La guerre au Mali, finalement, c’est tout simple : d’un côté des « terroristes » (aussi appelés « extrémistes », « djihadistes », ou encore « musulmans », qui, en plus de couper les mains des voleurs, ont le culot de parler arabe ; bref, les méchants. De l’autre, la France, « amie du Mali », le Mali, la communauté chrétienne, l’ONU ; bref, les bons.

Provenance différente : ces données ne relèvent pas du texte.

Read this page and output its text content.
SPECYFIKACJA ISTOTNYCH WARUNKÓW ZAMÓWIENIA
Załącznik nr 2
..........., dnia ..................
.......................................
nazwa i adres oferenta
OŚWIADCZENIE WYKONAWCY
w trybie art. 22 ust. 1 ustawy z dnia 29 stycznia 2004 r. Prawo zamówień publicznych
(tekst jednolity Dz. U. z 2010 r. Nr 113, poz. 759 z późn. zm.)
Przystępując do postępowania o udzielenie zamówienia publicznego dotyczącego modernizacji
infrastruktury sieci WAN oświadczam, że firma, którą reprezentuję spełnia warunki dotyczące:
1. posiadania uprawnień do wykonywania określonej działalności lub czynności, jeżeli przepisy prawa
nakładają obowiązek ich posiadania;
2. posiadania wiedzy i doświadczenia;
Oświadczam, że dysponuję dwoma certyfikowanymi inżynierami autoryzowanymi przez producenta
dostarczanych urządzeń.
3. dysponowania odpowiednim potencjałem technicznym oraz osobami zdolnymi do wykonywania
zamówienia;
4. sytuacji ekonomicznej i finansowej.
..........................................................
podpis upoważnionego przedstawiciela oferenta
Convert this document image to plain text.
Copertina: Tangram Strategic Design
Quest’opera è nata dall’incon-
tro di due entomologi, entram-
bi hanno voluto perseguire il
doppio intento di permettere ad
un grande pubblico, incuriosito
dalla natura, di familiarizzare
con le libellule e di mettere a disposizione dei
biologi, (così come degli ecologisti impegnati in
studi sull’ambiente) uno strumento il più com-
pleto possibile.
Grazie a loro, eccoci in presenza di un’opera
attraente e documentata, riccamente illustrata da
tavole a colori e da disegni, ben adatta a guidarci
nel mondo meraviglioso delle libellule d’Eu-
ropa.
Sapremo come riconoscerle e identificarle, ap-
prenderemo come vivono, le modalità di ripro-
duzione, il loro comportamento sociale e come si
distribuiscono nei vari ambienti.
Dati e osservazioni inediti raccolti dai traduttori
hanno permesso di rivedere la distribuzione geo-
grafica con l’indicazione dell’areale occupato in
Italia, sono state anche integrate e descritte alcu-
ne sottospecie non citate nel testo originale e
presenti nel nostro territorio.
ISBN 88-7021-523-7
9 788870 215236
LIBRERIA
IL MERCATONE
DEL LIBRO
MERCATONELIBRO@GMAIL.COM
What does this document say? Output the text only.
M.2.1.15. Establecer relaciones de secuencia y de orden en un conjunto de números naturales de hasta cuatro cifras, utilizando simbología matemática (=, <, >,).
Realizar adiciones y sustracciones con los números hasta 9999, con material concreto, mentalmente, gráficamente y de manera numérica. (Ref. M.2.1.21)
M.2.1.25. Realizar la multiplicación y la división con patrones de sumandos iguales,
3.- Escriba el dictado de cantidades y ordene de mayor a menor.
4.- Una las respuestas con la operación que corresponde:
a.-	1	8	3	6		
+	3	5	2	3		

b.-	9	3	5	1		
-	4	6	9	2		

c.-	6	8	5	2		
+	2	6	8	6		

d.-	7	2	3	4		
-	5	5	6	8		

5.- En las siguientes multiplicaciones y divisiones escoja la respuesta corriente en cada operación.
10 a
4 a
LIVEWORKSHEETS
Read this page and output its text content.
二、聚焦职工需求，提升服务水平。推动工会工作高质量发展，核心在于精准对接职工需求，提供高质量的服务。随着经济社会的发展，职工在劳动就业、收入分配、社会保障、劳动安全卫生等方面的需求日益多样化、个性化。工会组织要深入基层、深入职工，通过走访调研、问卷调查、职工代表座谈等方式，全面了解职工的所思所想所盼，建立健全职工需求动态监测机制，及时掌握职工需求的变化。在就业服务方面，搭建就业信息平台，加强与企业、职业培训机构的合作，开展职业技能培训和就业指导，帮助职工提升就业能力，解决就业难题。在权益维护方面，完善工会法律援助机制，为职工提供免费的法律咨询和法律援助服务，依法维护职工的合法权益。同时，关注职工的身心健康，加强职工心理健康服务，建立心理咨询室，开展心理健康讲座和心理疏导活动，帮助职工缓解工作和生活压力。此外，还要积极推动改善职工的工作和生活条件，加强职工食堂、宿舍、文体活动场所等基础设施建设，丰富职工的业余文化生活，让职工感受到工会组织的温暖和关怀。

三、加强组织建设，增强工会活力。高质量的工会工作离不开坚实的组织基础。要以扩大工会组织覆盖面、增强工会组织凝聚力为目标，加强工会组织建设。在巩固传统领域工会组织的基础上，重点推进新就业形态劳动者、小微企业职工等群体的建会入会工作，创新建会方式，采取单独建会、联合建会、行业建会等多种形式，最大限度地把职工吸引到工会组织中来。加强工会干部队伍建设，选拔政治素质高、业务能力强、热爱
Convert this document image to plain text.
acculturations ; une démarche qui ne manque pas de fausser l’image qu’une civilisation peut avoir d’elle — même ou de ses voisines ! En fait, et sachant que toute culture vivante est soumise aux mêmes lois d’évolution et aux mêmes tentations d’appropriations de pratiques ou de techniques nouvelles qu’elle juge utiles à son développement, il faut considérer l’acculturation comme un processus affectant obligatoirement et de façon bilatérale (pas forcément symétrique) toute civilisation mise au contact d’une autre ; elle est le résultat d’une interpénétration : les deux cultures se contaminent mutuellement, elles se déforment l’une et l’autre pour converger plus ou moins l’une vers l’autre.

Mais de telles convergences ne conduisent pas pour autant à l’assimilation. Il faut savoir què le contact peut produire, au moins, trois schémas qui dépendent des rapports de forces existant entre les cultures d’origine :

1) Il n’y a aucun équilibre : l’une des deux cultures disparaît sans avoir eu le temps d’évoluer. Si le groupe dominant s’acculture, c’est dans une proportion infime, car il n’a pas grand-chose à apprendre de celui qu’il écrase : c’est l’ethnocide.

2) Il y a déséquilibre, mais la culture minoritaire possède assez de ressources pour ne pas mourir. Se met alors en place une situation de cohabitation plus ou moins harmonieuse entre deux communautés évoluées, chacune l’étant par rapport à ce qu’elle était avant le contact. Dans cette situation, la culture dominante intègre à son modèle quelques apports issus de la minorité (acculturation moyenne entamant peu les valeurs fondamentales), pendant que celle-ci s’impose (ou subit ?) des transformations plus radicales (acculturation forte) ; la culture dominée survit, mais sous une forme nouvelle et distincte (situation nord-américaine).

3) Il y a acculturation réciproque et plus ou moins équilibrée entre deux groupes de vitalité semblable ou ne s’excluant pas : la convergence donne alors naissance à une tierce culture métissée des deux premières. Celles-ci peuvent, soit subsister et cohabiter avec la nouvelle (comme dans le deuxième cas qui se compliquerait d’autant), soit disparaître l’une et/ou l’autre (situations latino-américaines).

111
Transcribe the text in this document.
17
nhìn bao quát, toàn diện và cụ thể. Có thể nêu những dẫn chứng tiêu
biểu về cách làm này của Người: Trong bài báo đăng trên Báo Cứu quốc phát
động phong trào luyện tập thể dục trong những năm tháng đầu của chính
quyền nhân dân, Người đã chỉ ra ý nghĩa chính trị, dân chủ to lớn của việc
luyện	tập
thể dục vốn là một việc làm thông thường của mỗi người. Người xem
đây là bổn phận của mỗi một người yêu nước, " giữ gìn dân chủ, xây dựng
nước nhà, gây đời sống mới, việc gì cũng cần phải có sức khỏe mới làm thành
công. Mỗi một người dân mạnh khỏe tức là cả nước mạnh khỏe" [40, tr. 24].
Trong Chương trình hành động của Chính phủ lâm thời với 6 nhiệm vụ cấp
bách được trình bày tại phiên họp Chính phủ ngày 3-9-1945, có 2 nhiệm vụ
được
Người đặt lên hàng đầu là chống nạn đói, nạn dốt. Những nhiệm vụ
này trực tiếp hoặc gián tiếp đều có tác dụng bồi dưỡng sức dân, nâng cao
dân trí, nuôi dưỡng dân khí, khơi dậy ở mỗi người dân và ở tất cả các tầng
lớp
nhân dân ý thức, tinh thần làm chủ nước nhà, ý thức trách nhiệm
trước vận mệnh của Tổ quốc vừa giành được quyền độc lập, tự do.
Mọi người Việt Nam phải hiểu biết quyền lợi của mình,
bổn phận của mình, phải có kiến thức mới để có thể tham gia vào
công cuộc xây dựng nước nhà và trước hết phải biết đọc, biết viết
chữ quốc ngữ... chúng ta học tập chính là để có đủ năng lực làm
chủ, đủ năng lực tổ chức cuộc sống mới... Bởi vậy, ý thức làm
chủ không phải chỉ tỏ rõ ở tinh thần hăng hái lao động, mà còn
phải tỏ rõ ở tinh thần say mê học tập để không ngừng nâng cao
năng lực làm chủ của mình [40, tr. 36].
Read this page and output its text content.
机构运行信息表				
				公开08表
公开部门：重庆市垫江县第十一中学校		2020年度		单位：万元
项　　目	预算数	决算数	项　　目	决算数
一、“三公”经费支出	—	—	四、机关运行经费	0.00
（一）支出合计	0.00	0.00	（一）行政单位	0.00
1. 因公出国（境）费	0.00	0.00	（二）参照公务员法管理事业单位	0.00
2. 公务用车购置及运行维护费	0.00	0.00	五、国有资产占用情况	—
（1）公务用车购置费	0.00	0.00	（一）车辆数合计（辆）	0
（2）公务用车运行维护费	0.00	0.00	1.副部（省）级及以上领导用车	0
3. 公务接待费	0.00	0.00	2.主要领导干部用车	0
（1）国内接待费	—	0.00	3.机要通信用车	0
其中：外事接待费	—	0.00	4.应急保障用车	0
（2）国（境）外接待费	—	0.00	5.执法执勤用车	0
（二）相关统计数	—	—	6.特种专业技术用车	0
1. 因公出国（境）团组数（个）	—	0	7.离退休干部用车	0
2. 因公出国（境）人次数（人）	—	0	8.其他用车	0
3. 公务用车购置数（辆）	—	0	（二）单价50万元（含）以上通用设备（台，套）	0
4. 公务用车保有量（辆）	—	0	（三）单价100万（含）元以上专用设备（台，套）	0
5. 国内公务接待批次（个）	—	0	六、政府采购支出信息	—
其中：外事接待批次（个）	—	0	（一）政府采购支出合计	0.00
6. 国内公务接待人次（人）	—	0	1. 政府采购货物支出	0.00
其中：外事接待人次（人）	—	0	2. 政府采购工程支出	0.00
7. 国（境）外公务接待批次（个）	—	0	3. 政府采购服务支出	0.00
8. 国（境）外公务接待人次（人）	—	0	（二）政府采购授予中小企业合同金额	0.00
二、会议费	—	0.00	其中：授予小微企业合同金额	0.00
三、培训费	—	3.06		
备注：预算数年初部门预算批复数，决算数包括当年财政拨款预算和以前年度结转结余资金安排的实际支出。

Avec une approche qui évacue le recul, la mise à distance, le questionnement des sources, les enseignants ont fait perdre à leurs élèves l’occasion de donner du sens à l’actualité mais aussi à la culture scolaire. Les textes publiés sont à l’image de la presse pour adultes : quand l’armée entre en scène, seul son point de vue est pris en considération. La guerre est considérée comme allant de soi, les rares critiques sont inaudibles, valant à leurs auteurs les sempiternelles accusations de défaitisme, de trahison ou, pire encore, d’oubli du passé : c’est être « munichois » que de s’autoriser des doutes sur la présence de l’armée française en Afrique.

Cette façon de traiter l’actualité s’inscrit bien sûr dans le cadre de l’éducation à la défense qui s’est incrustée depuis une trentaine d’années dans le système éducatif, par l’intermédiaire de plusieurs protocoles conclus entre la Défense et l’Education nationale : fruit d’un intense lobbying des milieux militaires, de la collaboration sans faille de la hiérarchie, mais aussi de la passivité de la majeure partie des enseignants, l’éducation à la défense aboutit à transférer à l’armée – qui n’est pas spécialement légitime en ces domaines – tout un pan de l’enseignement de l’histoire et de l’éducation civique.

Et ce n’est finalement pas un hasard si les textes écrits par les collégiens de Troyes baignent dans une représentation naïve et caricaturale héritée de l’époque coloniale, celle où l’homme blanc, parce qu’il avait le droit pour lui, apportait secours et civilisation aux Africains. De la Semaine de la presse à l’école, on n’attendait peut-être autre chose que des images d’Epinal.